A friend said he’d pictured himself dying in an airplane crash but his uncle took that from him. Funny! Another friend wants a traumatic death. He wants to see himself dying before actually dying!
There was a time I could not bring myself to think about ‘it.’ A time I did not allow myself to call its name because calling the name would make it real, the same way I learnt not to call scorpion or snakes or any other crawling animals their names instead we referred to them as ‘Odogwu.’
There was also a time I allowed myself to think about death only on certain occasions when I am remembering the day a loved one died (I’m supposed to say passed out, I know). I don’t understand why we are taught that in masking certain words, we make them less serious. I remember there was a time I wanted to tell someone my mum had died; instead, I started thinking of a better way not to make it sound serious. So, instead of saying ‘died’ I had said something like, ‘she’d gone’ and I’d end up explaining what I’d meant by ‘gone’.
The truth is there is death. And there is life, and we are all going to die, eventually, and as Lana Del Rey sang, ‘…we were born to die,’ however you want to interpret this.
Not bringing oneself to think or talk about death does not take it away from existing and talking or thinking about it does not mean one is going to die soon. Also, saying, ‘life is not fair, why must it be…? In itself is unfair. Who else to die but not…?
I have had a hard time with grief. Someone once told me that there are stages of grief and the first stage being acceptance. And yes, while grieving is part of what makes us humans, moving on is a very strong feat that is not entirely unattainable. But I digress.
Do we, however, go about picturing how we are going to die?

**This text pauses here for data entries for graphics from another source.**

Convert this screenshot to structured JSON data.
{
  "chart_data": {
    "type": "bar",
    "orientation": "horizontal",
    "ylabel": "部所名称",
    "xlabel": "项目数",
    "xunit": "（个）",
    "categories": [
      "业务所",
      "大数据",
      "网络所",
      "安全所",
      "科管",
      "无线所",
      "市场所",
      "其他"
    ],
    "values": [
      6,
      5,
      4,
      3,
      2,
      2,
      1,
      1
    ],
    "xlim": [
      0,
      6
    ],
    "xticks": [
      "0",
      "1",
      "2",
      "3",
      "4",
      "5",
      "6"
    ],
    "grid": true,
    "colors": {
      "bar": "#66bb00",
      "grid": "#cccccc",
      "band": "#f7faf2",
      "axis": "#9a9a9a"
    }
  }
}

Do we throw all our fears of death into a creature, call it death, fling it farther away from us, and blind ourselves to it, plunging our being into other existential frivolities and making ourselves believe that if we do not as much as give regards to something, it does not exist.

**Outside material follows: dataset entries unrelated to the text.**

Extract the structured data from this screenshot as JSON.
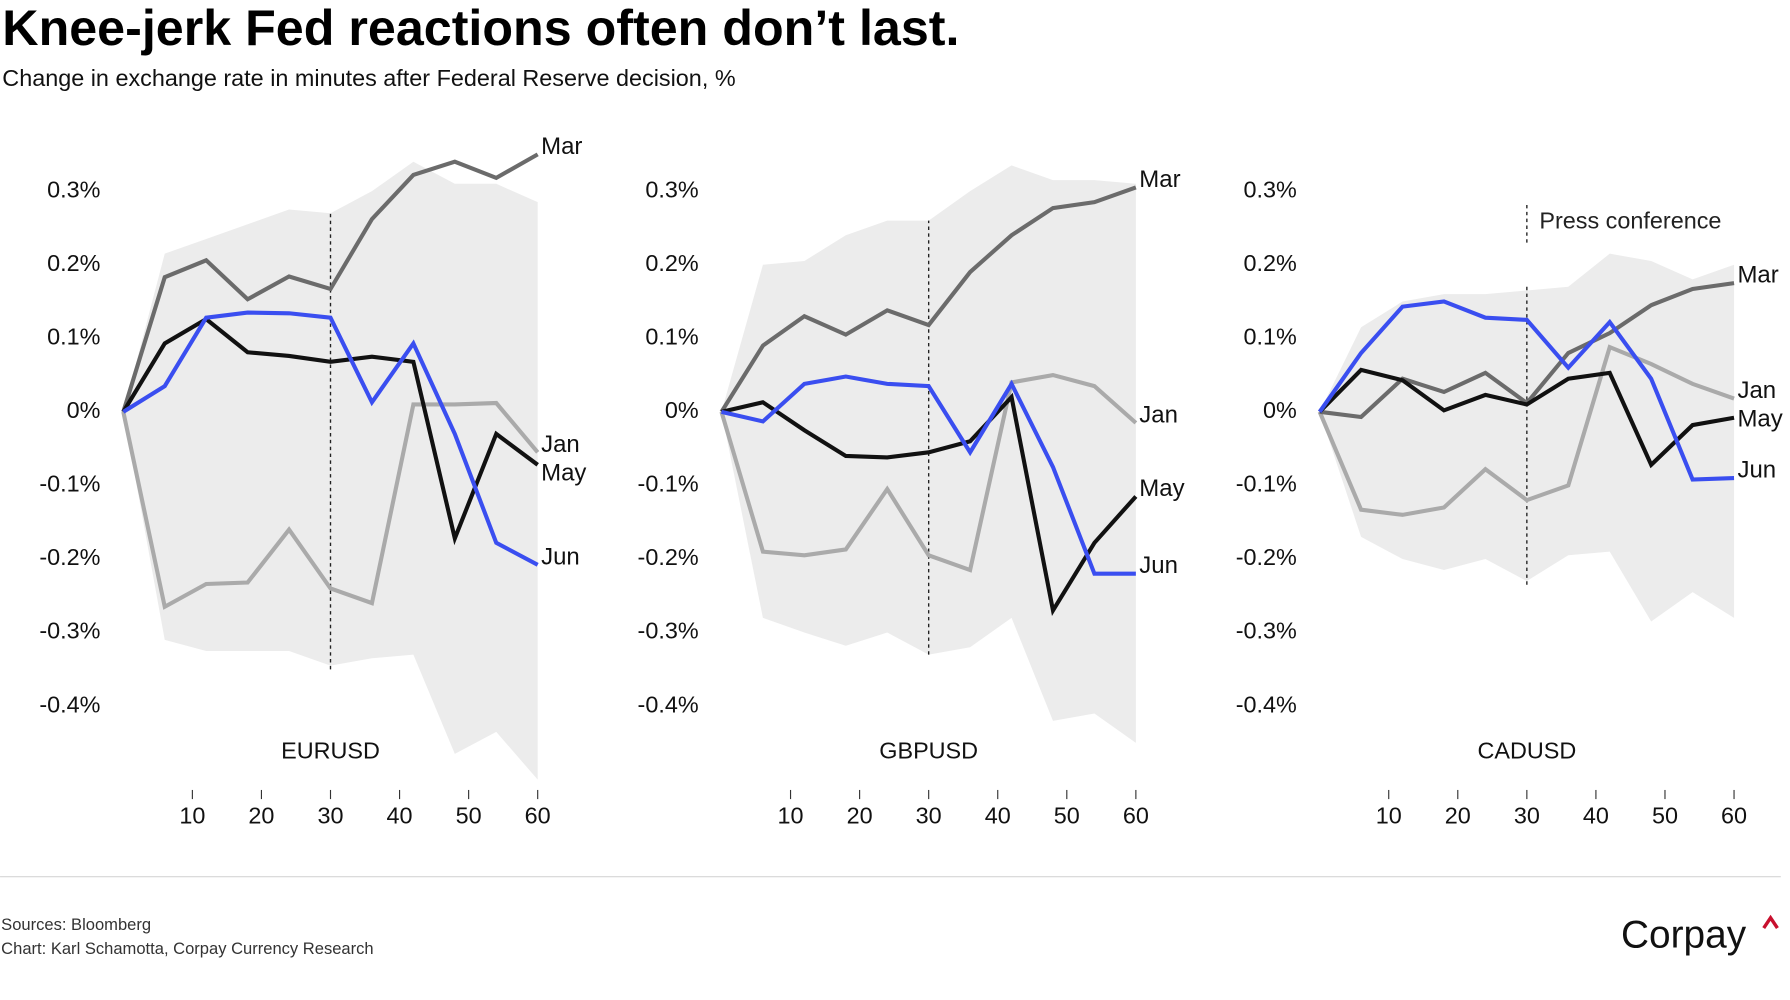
{
  "title": "Knee-jerk Fed reactions often don’t last.",
  "subtitle": "Change in exchange rate in minutes after Federal Reserve decision, %",
  "sources": "Sources: Bloomberg",
  "credit": "Chart: Karl Schamotta, Corpay Currency Research",
  "logo": "Corpay",
  "chart_data": [
    {
      "type": "line",
      "title": "EURUSD",
      "x": [
        0,
        6,
        12,
        18,
        24,
        30,
        36,
        42,
        48,
        54,
        60
      ],
      "xlim": [
        0,
        60
      ],
      "xticks": [
        10,
        20,
        30,
        40,
        50,
        60
      ],
      "ylim": [
        -0.5,
        0.4
      ],
      "yticks": [
        {
          "value": -0.4,
          "label": "-0.4%"
        },
        {
          "value": -0.3,
          "label": "-0.3%"
        },
        {
          "value": -0.2,
          "label": "-0.2%"
        },
        {
          "value": -0.1,
          "label": "-0.1%"
        },
        {
          "value": 0,
          "label": "0%"
        },
        {
          "value": 0.1,
          "label": "0.1%"
        },
        {
          "value": 0.2,
          "label": "0.2%"
        },
        {
          "value": 0.3,
          "label": "0.3%"
        }
      ],
      "band": {
        "color": "#ececec",
        "upper": [
          0,
          0.215,
          0.235,
          0.255,
          0.275,
          0.27,
          0.3,
          0.34,
          0.31,
          0.31,
          0.285
        ],
        "lower": [
          0,
          -0.31,
          -0.325,
          -0.325,
          -0.325,
          -0.345,
          -0.335,
          -0.33,
          -0.465,
          -0.435,
          -0.5
        ]
      },
      "marker": {
        "x": 30,
        "y": [
          -0.35,
          0.27
        ]
      },
      "series": [
        {
          "name": "Jan",
          "color": "#aaaaaa",
          "values": [
            0,
            -0.265,
            -0.234,
            -0.232,
            -0.16,
            -0.24,
            -0.26,
            0.01,
            0.01,
            0.012,
            -0.055
          ]
        },
        {
          "name": "Mar",
          "color": "#6b6b6b",
          "values": [
            0,
            0.183,
            0.206,
            0.153,
            0.184,
            0.167,
            0.262,
            0.322,
            0.34,
            0.318,
            0.35
          ]
        },
        {
          "name": "May",
          "color": "#111111",
          "values": [
            0,
            0.093,
            0.126,
            0.081,
            0.076,
            0.068,
            0.075,
            0.068,
            -0.172,
            -0.03,
            -0.072
          ]
        },
        {
          "name": "Jun",
          "color": "#3a4ef0",
          "values": [
            0,
            0.035,
            0.128,
            0.135,
            0.134,
            0.128,
            0.013,
            0.093,
            -0.03,
            -0.178,
            -0.208
          ]
        }
      ]
    },
    {
      "type": "line",
      "title": "GBPUSD",
      "x": [
        0,
        6,
        12,
        18,
        24,
        30,
        36,
        42,
        48,
        54,
        60
      ],
      "xlim": [
        0,
        60
      ],
      "xticks": [
        10,
        20,
        30,
        40,
        50,
        60
      ],
      "ylim": [
        -0.5,
        0.4
      ],
      "yticks": [
        {
          "value": -0.4,
          "label": "-0.4%"
        },
        {
          "value": -0.3,
          "label": "-0.3%"
        },
        {
          "value": -0.2,
          "label": "-0.2%"
        },
        {
          "value": -0.1,
          "label": "-0.1%"
        },
        {
          "value": 0,
          "label": "0%"
        },
        {
          "value": 0.1,
          "label": "0.1%"
        },
        {
          "value": 0.2,
          "label": "0.2%"
        },
        {
          "value": 0.3,
          "label": "0.3%"
        }
      ],
      "band": {
        "color": "#ececec",
        "upper": [
          0,
          0.2,
          0.205,
          0.24,
          0.26,
          0.26,
          0.3,
          0.335,
          0.315,
          0.315,
          0.31
        ],
        "lower": [
          0,
          -0.28,
          -0.3,
          -0.318,
          -0.3,
          -0.33,
          -0.32,
          -0.28,
          -0.42,
          -0.41,
          -0.45
        ]
      },
      "marker": {
        "x": 30,
        "y": [
          -0.33,
          0.26
        ]
      },
      "series": [
        {
          "name": "Jan",
          "color": "#aaaaaa",
          "values": [
            0,
            -0.19,
            -0.195,
            -0.187,
            -0.105,
            -0.195,
            -0.215,
            0.04,
            0.05,
            0.035,
            -0.015
          ]
        },
        {
          "name": "Mar",
          "color": "#6b6b6b",
          "values": [
            0,
            0.09,
            0.13,
            0.105,
            0.138,
            0.118,
            0.19,
            0.24,
            0.277,
            0.285,
            0.305
          ]
        },
        {
          "name": "May",
          "color": "#111111",
          "values": [
            0,
            0.013,
            -0.025,
            -0.06,
            -0.062,
            -0.055,
            -0.04,
            0.02,
            -0.27,
            -0.178,
            -0.115
          ]
        },
        {
          "name": "Jun",
          "color": "#3a4ef0",
          "values": [
            0,
            -0.013,
            0.038,
            0.048,
            0.038,
            0.035,
            -0.055,
            0.038,
            -0.075,
            -0.22,
            -0.22
          ]
        }
      ]
    },
    {
      "type": "line",
      "title": "CADUSD",
      "x": [
        0,
        6,
        12,
        18,
        24,
        30,
        36,
        42,
        48,
        54,
        60
      ],
      "xlim": [
        0,
        60
      ],
      "xticks": [
        10,
        20,
        30,
        40,
        50,
        60
      ],
      "ylim": [
        -0.5,
        0.4
      ],
      "yticks": [
        {
          "value": -0.4,
          "label": "-0.4%"
        },
        {
          "value": -0.3,
          "label": "-0.3%"
        },
        {
          "value": -0.2,
          "label": "-0.2%"
        },
        {
          "value": -0.1,
          "label": "-0.1%"
        },
        {
          "value": 0,
          "label": "0%"
        },
        {
          "value": 0.1,
          "label": "0.1%"
        },
        {
          "value": 0.2,
          "label": "0.2%"
        },
        {
          "value": 0.3,
          "label": "0.3%"
        }
      ],
      "band": {
        "color": "#ececec",
        "upper": [
          0,
          0.115,
          0.15,
          0.16,
          0.16,
          0.165,
          0.17,
          0.215,
          0.205,
          0.18,
          0.2
        ],
        "lower": [
          0,
          -0.17,
          -0.2,
          -0.215,
          -0.2,
          -0.23,
          -0.195,
          -0.19,
          -0.285,
          -0.245,
          -0.28
        ]
      },
      "marker": {
        "x": 30,
        "y": [
          -0.235,
          0.17
        ]
      },
      "annotation": {
        "text": "Press conference",
        "x": 30,
        "y": [
          0.23,
          0.285
        ]
      },
      "series": [
        {
          "name": "Jan",
          "color": "#aaaaaa",
          "values": [
            0,
            -0.133,
            -0.14,
            -0.13,
            -0.078,
            -0.12,
            -0.1,
            0.088,
            0.065,
            0.038,
            0.018
          ]
        },
        {
          "name": "Mar",
          "color": "#6b6b6b",
          "values": [
            0,
            -0.007,
            0.045,
            0.027,
            0.053,
            0.012,
            0.08,
            0.107,
            0.145,
            0.167,
            0.175
          ]
        },
        {
          "name": "May",
          "color": "#111111",
          "values": [
            0,
            0.057,
            0.043,
            0.002,
            0.023,
            0.01,
            0.045,
            0.053,
            -0.072,
            -0.018,
            -0.008
          ]
        },
        {
          "name": "Jun",
          "color": "#3a4ef0",
          "values": [
            0,
            0.08,
            0.143,
            0.15,
            0.128,
            0.125,
            0.06,
            0.122,
            0.045,
            -0.092,
            -0.09
          ]
        }
      ]
    }
  ]
}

Heck, I picture myself a lot of times and it’s really scary. But it is not the thought of how the worms are going to feast on me that scares the shit out of me. It is the thought of the people I leave behind and how I’m going to be remembered. If I’ll be remembered. And I picture myself dying a thousand times the moment I fade away from my loved one’s hearts. The moment I feel forgotten.
Accepting the fact that we are all going to die is very hard because nobody wants to die. After all, who wants to picture being beneath the ground and eaten up by moths and worms? But acceptance is the first step to actually living. Accepting death as a part of existence leads forward life and instead of being scared of how and when we are going to die, we live beautifully with the people around us and at peace with ourselves. "
Thoughts of dying scares me too. Somehow your response made me feel so guilty, and I think it's because it's the truth.